Махони продолжает свои вопросы.
– Вас ударили кулаком в район левой скулы и потребовали поднять руки. Верно?
– Д-да, – отвечаю я и прикусываю нижнюю губу, стараясь лучше вспомнить произошедшее. – Когда я не отреагировала, потому что была, ну, в шоке, то на меня наставили пистолет и приказали снять мое обручальное кольцо и часы от Тиффани. Еще снять цепочку с крестиком.
Мысль о том, что я потеряла свои украшения, заставляет меня дрожать. Не из-за цены, а из-за связанных с ними воспоминаний, которые для меня были куда важнее.
– В руке у меня был телефон и кошелек. Их я тоже отдала, – добавляю я.
– Это был настоящий пистолет? – вмешивается Спарроу. – Вы заметили какие-то особенности, может быть, модель?
– Я плохо разбираюсь в оружии. Мне показалось, что настоящий. Но я ничего в этом не смыслю.
Я чувствую, как к лицу приливает кровь. Элли не сводит с меня пристального взгляда, ее челюсти плотно сжаты.
– Что случилось дальше?
– Мне велели отдать ключи от джипа. Но тут я увидела, как из магазина выходит работник – наверное, на перекур.

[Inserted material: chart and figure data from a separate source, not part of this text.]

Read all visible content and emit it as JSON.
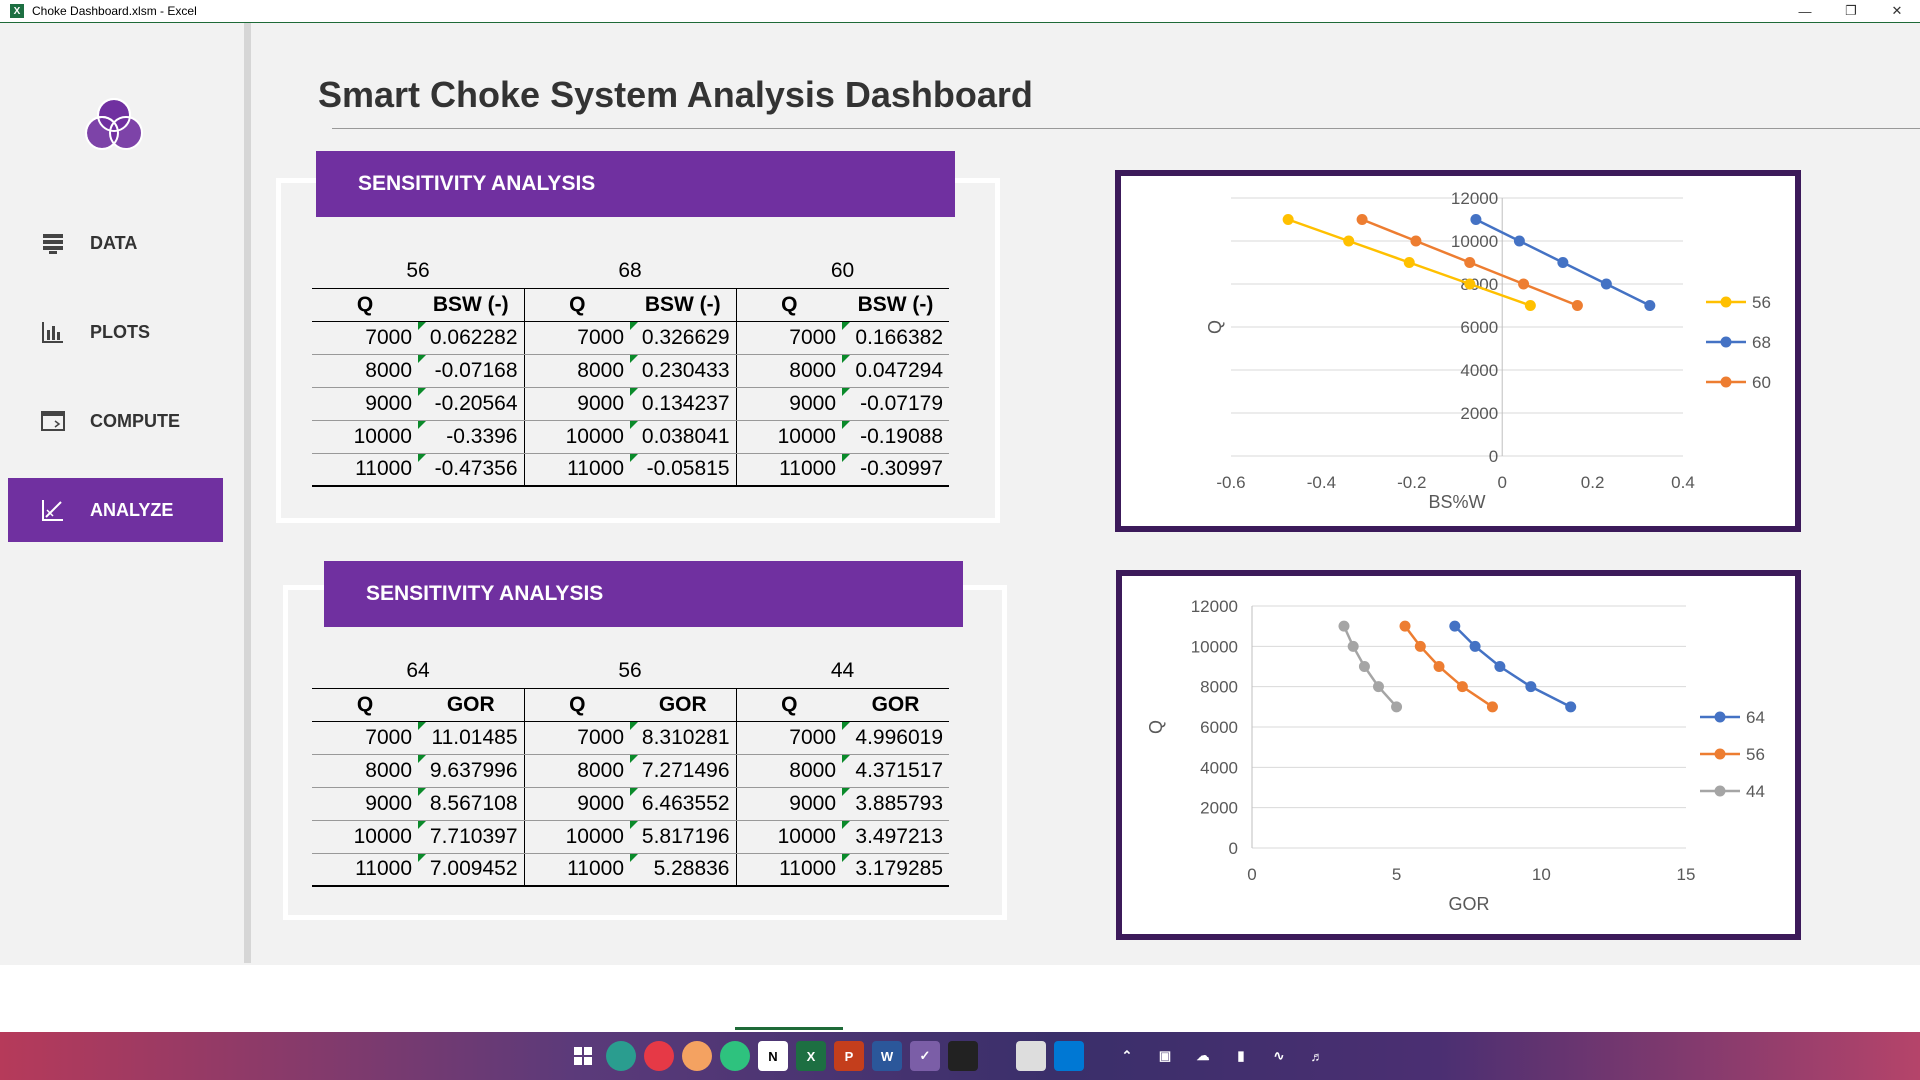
{
  "window": {
    "title": "Choke Dashboard.xlsm  -  Excel"
  },
  "sidebar": {
    "items": [
      {
        "label": "DATA"
      },
      {
        "label": "PLOTS"
      },
      {
        "label": "COMPUTE"
      },
      {
        "label": "ANALYZE",
        "active": true
      }
    ]
  },
  "page": {
    "title": "Smart Choke System Analysis Dashboard"
  },
  "table1": {
    "banner": "SENSITIVITY ANALYSIS",
    "groups": [
      "56",
      "68",
      "60"
    ],
    "col_q": "Q",
    "col_v": "BSW (-)",
    "rows": [
      [
        "7000",
        "0.062282",
        "7000",
        "0.326629",
        "7000",
        "0.166382"
      ],
      [
        "8000",
        "-0.07168",
        "8000",
        "0.230433",
        "8000",
        "0.047294"
      ],
      [
        "9000",
        "-0.20564",
        "9000",
        "0.134237",
        "9000",
        "-0.07179"
      ],
      [
        "10000",
        "-0.3396",
        "10000",
        "0.038041",
        "10000",
        "-0.19088"
      ],
      [
        "11000",
        "-0.47356",
        "11000",
        "-0.05815",
        "11000",
        "-0.30997"
      ]
    ]
  },
  "table2": {
    "banner": "SENSITIVITY ANALYSIS",
    "groups": [
      "64",
      "56",
      "44"
    ],
    "col_q": "Q",
    "col_v": "GOR",
    "rows": [
      [
        "7000",
        "11.01485",
        "7000",
        "8.310281",
        "7000",
        "4.996019"
      ],
      [
        "8000",
        "9.637996",
        "8000",
        "7.271496",
        "8000",
        "4.371517"
      ],
      [
        "9000",
        "8.567108",
        "9000",
        "6.463552",
        "9000",
        "3.885793"
      ],
      [
        "10000",
        "7.710397",
        "10000",
        "5.817196",
        "10000",
        "3.497213"
      ],
      [
        "11000",
        "7.009452",
        "11000",
        "5.28836",
        "11000",
        "3.179285"
      ]
    ]
  },
  "chart_data": [
    {
      "type": "line",
      "xlabel": "BS%W",
      "ylabel": "Q",
      "xlim": [
        -0.6,
        0.4
      ],
      "ylim": [
        0,
        12000
      ],
      "xticks": [
        "-0.6",
        "-0.4",
        "-0.2",
        "0",
        "0.2",
        "0.4"
      ],
      "yticks": [
        "0",
        "2000",
        "4000",
        "6000",
        "8000",
        "10000",
        "12000"
      ],
      "legend": "right",
      "series": [
        {
          "name": "56",
          "color": "#ffc000",
          "x": [
            0.062282,
            -0.07168,
            -0.20564,
            -0.3396,
            -0.47356
          ],
          "y": [
            7000,
            8000,
            9000,
            10000,
            11000
          ]
        },
        {
          "name": "68",
          "color": "#4472c4",
          "x": [
            0.326629,
            0.230433,
            0.134237,
            0.038041,
            -0.05815
          ],
          "y": [
            7000,
            8000,
            9000,
            10000,
            11000
          ]
        },
        {
          "name": "60",
          "color": "#ed7d31",
          "x": [
            0.166382,
            0.047294,
            -0.07179,
            -0.19088,
            -0.30997
          ],
          "y": [
            7000,
            8000,
            9000,
            10000,
            11000
          ]
        }
      ]
    },
    {
      "type": "line",
      "xlabel": "GOR",
      "ylabel": "Q",
      "xlim": [
        0,
        15
      ],
      "ylim": [
        0,
        12000
      ],
      "xticks": [
        "0",
        "5",
        "10",
        "15"
      ],
      "yticks": [
        "0",
        "2000",
        "4000",
        "6000",
        "8000",
        "10000",
        "12000"
      ],
      "legend": "right",
      "series": [
        {
          "name": "64",
          "color": "#4472c4",
          "x": [
            11.01485,
            9.637996,
            8.567108,
            7.710397,
            7.009452
          ],
          "y": [
            7000,
            8000,
            9000,
            10000,
            11000
          ]
        },
        {
          "name": "56",
          "color": "#ed7d31",
          "x": [
            8.310281,
            7.271496,
            6.463552,
            5.817196,
            5.28836
          ],
          "y": [
            7000,
            8000,
            9000,
            10000,
            11000
          ]
        },
        {
          "name": "44",
          "color": "#a5a5a5",
          "x": [
            4.996019,
            4.371517,
            3.885793,
            3.497213,
            3.179285
          ],
          "y": [
            7000,
            8000,
            9000,
            10000,
            11000
          ]
        }
      ]
    }
  ]
}
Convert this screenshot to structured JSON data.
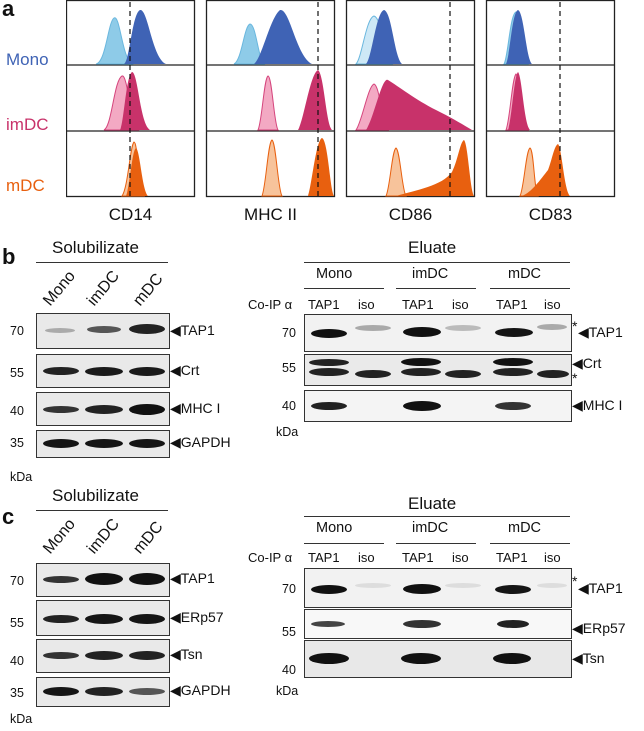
{
  "panel_a": {
    "letter": "a",
    "rows": [
      {
        "label": "Mono",
        "color": "#3f63b5"
      },
      {
        "label": "imDC",
        "color": "#c8326a"
      },
      {
        "label": "mDC",
        "color": "#e8600f"
      }
    ],
    "markers": [
      "CD14",
      "MHC II",
      "CD86",
      "CD83"
    ]
  },
  "panel_b": {
    "letter": "b",
    "solubilizate_title": "Solubilizate",
    "eluate_title": "Eluate",
    "lanes": [
      "Mono",
      "imDC",
      "mDC"
    ],
    "coip_label": "Co-IP α",
    "coip_cols": [
      "TAP1",
      "iso",
      "TAP1",
      "iso",
      "TAP1",
      "iso"
    ],
    "left_mw": [
      "70",
      "55",
      "40",
      "35"
    ],
    "left_bands": [
      "TAP1",
      "Crt",
      "MHC I",
      "GAPDH"
    ],
    "right_mw": [
      "70",
      "55",
      "40"
    ],
    "right_bands": [
      "TAP1",
      "Crt",
      "MHC I"
    ],
    "asterisk": "*",
    "kda": "kDa"
  },
  "panel_c": {
    "letter": "c",
    "solubilizate_title": "Solubilizate",
    "eluate_title": "Eluate",
    "lanes": [
      "Mono",
      "imDC",
      "mDC"
    ],
    "coip_label": "Co-IP α",
    "coip_cols": [
      "TAP1",
      "iso",
      "TAP1",
      "iso",
      "TAP1",
      "iso"
    ],
    "left_mw": [
      "70",
      "55",
      "40",
      "35"
    ],
    "left_bands": [
      "TAP1",
      "ERp57",
      "Tsn",
      "GAPDH"
    ],
    "right_mw": [
      "70",
      "55",
      "40"
    ],
    "right_bands": [
      "TAP1",
      "ERp57",
      "Tsn"
    ],
    "asterisk": "*",
    "kda": "kDa"
  }
}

И я начала кричать. Тогда меня толкнули на землю.
– И ранения на ваших ладонях получены не в ходе ограбления непосредственно, но потому что вы упали на стекло, верно? – уточняет Махони и отодвигает от себя полупустую чашку кофе. Я замечаю, что у него этих стаканов и чашек целый ряд – и большинство наполовину недопитые.
– Да, я упала на стекло. Кажется, бутылочное.